I've noticed that the number of complaints I see about this went way
up after 2.0 was released.

I expect that most newbies don't use floating point in a fancy way,
and would never notice it if it was slightly off as long as the output
was rounded like it was before 2.0.

> Presumably ABC used rationals because usability studies showed they worked
> best (or didn't they test this?).

No, I think at best the usability studies showed that floating point
had problems that the ABC authors weren't able to clearly explain to
newbies.  There was never an experiment comparing FP to rationals.

> Presumably the TeachScheme! dialect of
> Scheme uses rationals for the same reason.

Probably for the same reasons.

> Curiously, the latter behaves
> differently depending on "language level":
> 
> > (define x (/ 2 3))
> > x
> 2/3
> > (+ x 0.5)
> 1.1666666666666665
> >
> 
> That's what you get under the "Full Scheme" setting.  Under all other
> settings (Beginning, Intermediate, and Advanced Student), you get this
> instead:
> 
> > (define x (/ 2 3))
> > x
> 2/3
> > (+ x 0.5)
> 7/6
> >
> 
> In those you have to tag 0.5 as being inexact in order to avoid having it
> treated as ABC did (i.e., as an exact decimal rational):
> 
> > (+ x #i0.5)
> #i1.1666666666666665
> >
> 
> > (- (* .58 100) 58)   ; showing that .58 is treated as exact
> 0
> > (- (* #i.58 100) 58) ; same IEEE result as Python when .58 tagged w/ #i
> #i-7.105427357601002e-015
> >
> 
> So that's their conclusion:  exact rationals are best for students at all
> levels (apparently the same conclusion reached by ABC), but when you get to
> the real world rationals are no longer a suitable meaning for fp literals
> (apparently the same conclusion *I* reached from using ABC; 1/10 and 0.1 are
> indeed very different beasts to me).

Another hard question: does that mean that 1 and 1.0 are also very
different beasts to you?  They weren't to the Alice users who started
this by expecting 1/4 to represent a quarter turn.

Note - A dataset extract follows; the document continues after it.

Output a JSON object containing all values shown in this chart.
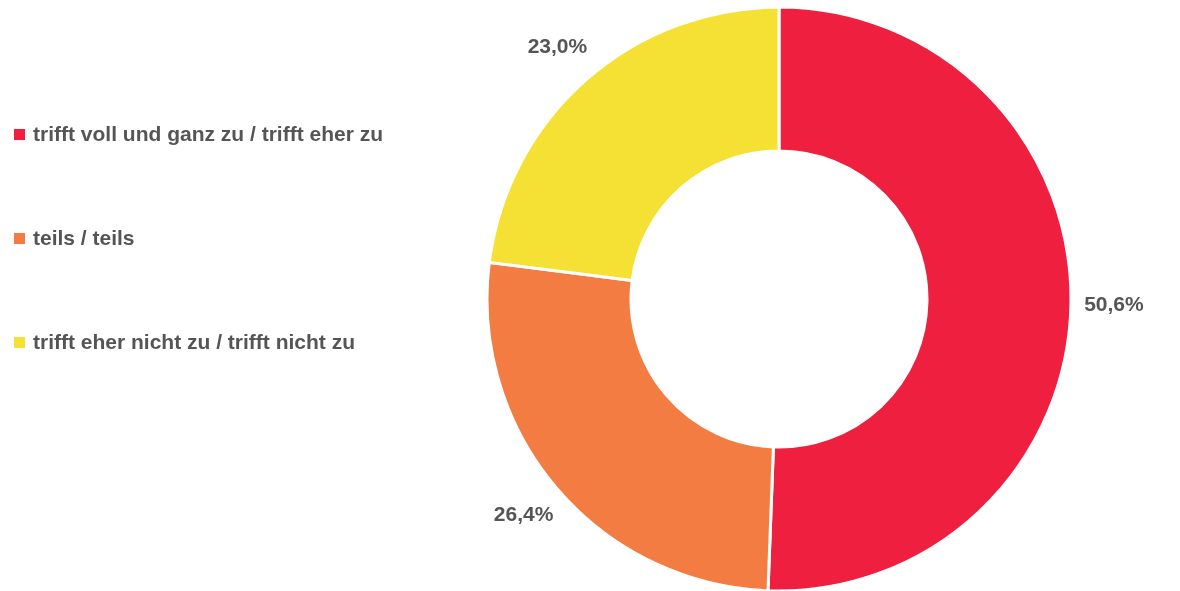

> A hard question:  what if they're right?  That is, that you have to favor one
> of newbies or experienced users at the cost of genuine harm to the other?

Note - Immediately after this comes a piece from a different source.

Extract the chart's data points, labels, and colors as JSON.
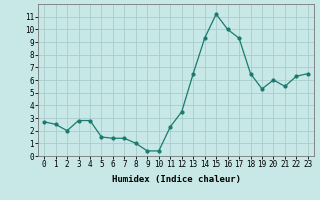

You know where I'm leaning...  I don't know that newbies are genuinely
hurt by FP.  If we do it right, the naive ones will try 11.0/10.0, see
that it prints 1.1, and be happy; the persistent ones will try
1.1**2-1.21, ask for an explanation, and get a introduction to
floating point.  This *doesnt'* have to explain all the details, just
the two facts that you can lose precision and that 1.1 isn't
representable exactly in binary.  Only the latter should be new to
them.

--Guido van Rossum (home page: http://www.python.org/~guido/)